I took deviation out of it and somehow solved it and found when it's $0$, but it didn't ended as the minimum. (There was variables that makes the value of $f$ smaller) It's hard for me to work on function I don't know much about.
Note: I am trying to find the variables for the equation which best fits a data, but I can't fit it like $y_1 = a_1x_1^{b_1} + \cdots,\ldots$ because I have more variables than data.
Fitting a model such $$ y= \sum_{k=1}^{m} a_k\,x^{b_k}$$ using $n$ data points $(x_i,y_i)$ , $n \gt 2m$, is difficult because the model is nonlinear with respect to its parameters (the $b_k$'s) and nonlinear regression require reasonable starting guesses.
As you noticed, the problem is simple if you assign specific values to the $b_k$'s since the problem becomes a simple multilinear regression.

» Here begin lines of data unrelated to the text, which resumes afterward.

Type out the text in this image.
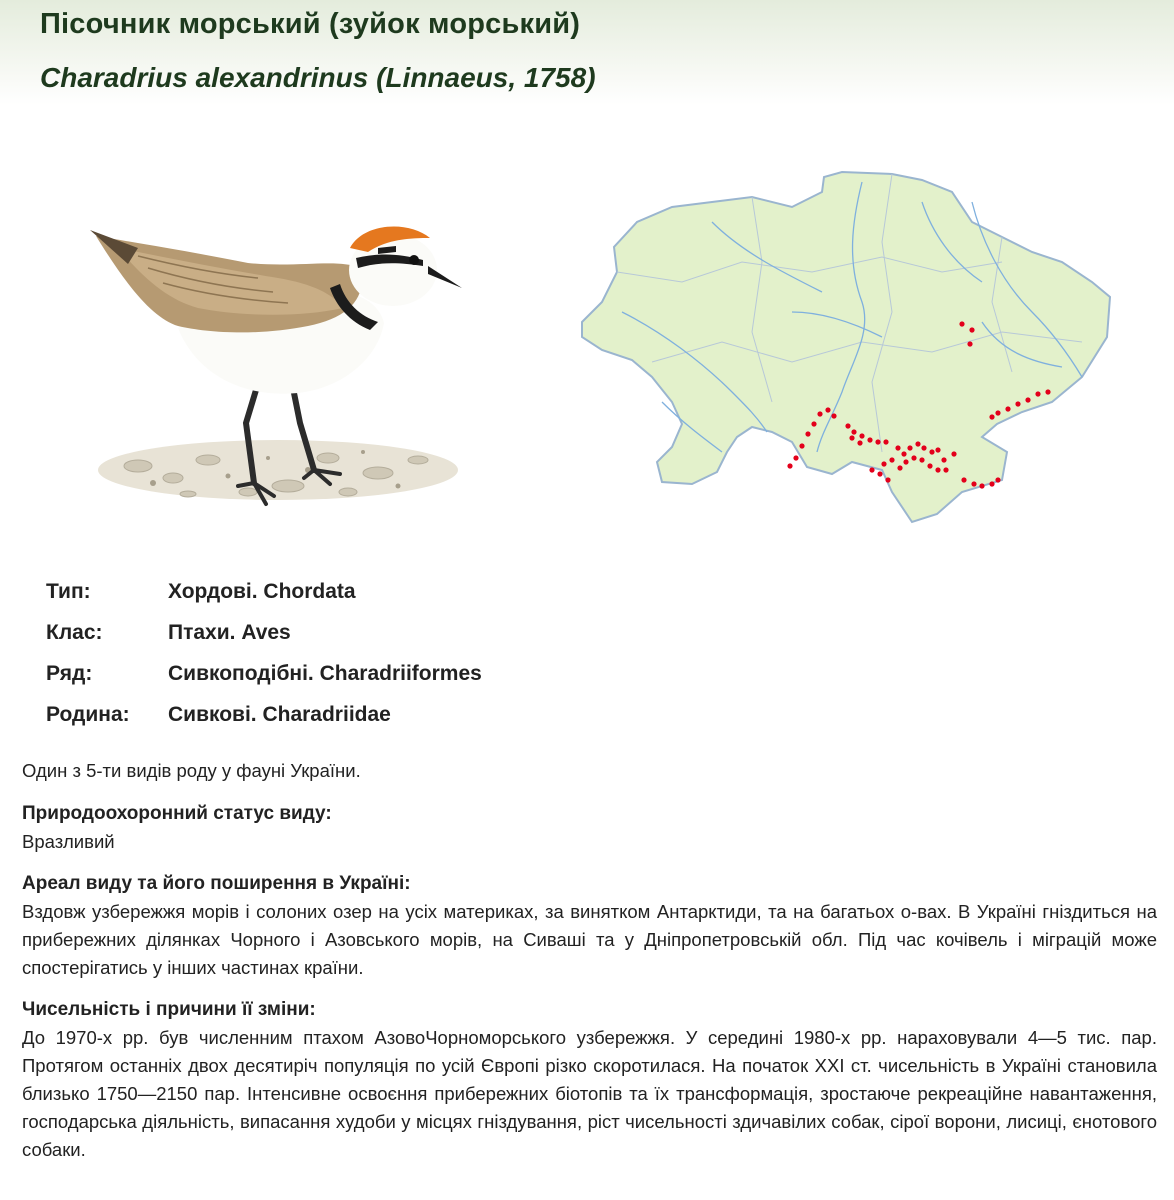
Пісочник морський (зуйок морський)
Charadrius alexandrinus (Linnaeus, 1758)
Тип:	Хордові. Chordata
Клас:	Птахи. Aves
Ряд:	Сивкоподібні. Charadriiformes
Родина: Сивкові. Charadriidae
Один з 5-ти видів роду у фауні України.
Природоохоронний статус виду:
Вразливий
Ареал виду та його поширення в Україні:
Вздовж узбережжя морів і солоних озер на усіх материках, за винятком Антарктиди, та на багатьох о-вах. В Україні гніздиться на прибережних ділянках Чорного і Азовського морів, на Сиваші та у Дніпропетровській обл. Під час кочівель і міграцій може спостерігатись у інших частинах країни.
Чисельність і причини її зміни:
До 1970-х рр. був численним птахом АзовоЧорноморського узбережжя. У середині 1980-х рр. нараховували 4—5 тис. пар. Протягом останніх двох десятиріч популяція по усій Європі різко скоротилася. На початок XXI ст. чисельність в Україні становила близько 1750—2150 пар. Інтенсивне освоєння прибережних біотопів та їх трансформація, зростаюче рекреаційне навантаження, господарська діяльність, випасання худоби у місцях гніздування, ріст чисельності здичавілих собак, сірої ворони, лисиці, єнотового собаки.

There is brute force solution which uses this fact. Consider the function $$\Phi(b_1,b_2,\cdots,b_m)=\sum_{i=1}^{n} \Big(y_i - \sum_{k=1}^m a_k\,x_i^{b_k}\Big)^2$$ and generate values of the function on a regular grid; you do not need to compute all points because of the symmetry. Set for example $$b_1=b_0+(i_1-1) \Delta b$$ $$b_2=b_1+i_2 \Delta b$$ $$b_3=b_2+i_3 \Delta b$$ $$b_m=b_{m-1}+i_m \Delta b$$ For sure, you need to select $b_0$ and fix $\Delta b$ in order to limit the $b_k$'s to a maximum value.
For each set of the $b_k$'s, you perform the linear regression and you keep the points which make function $\Phi$ lower. When you finished the generation of the grid, you then know the best approximate values (keep track of the corresponding $a_k$'s) and you are ready for the full nonlinear regression.
It is sure that it could be time consuming if $m$ is large but it works. But if $m \leq 4$ it is quite fast and you can automate the process using Excel.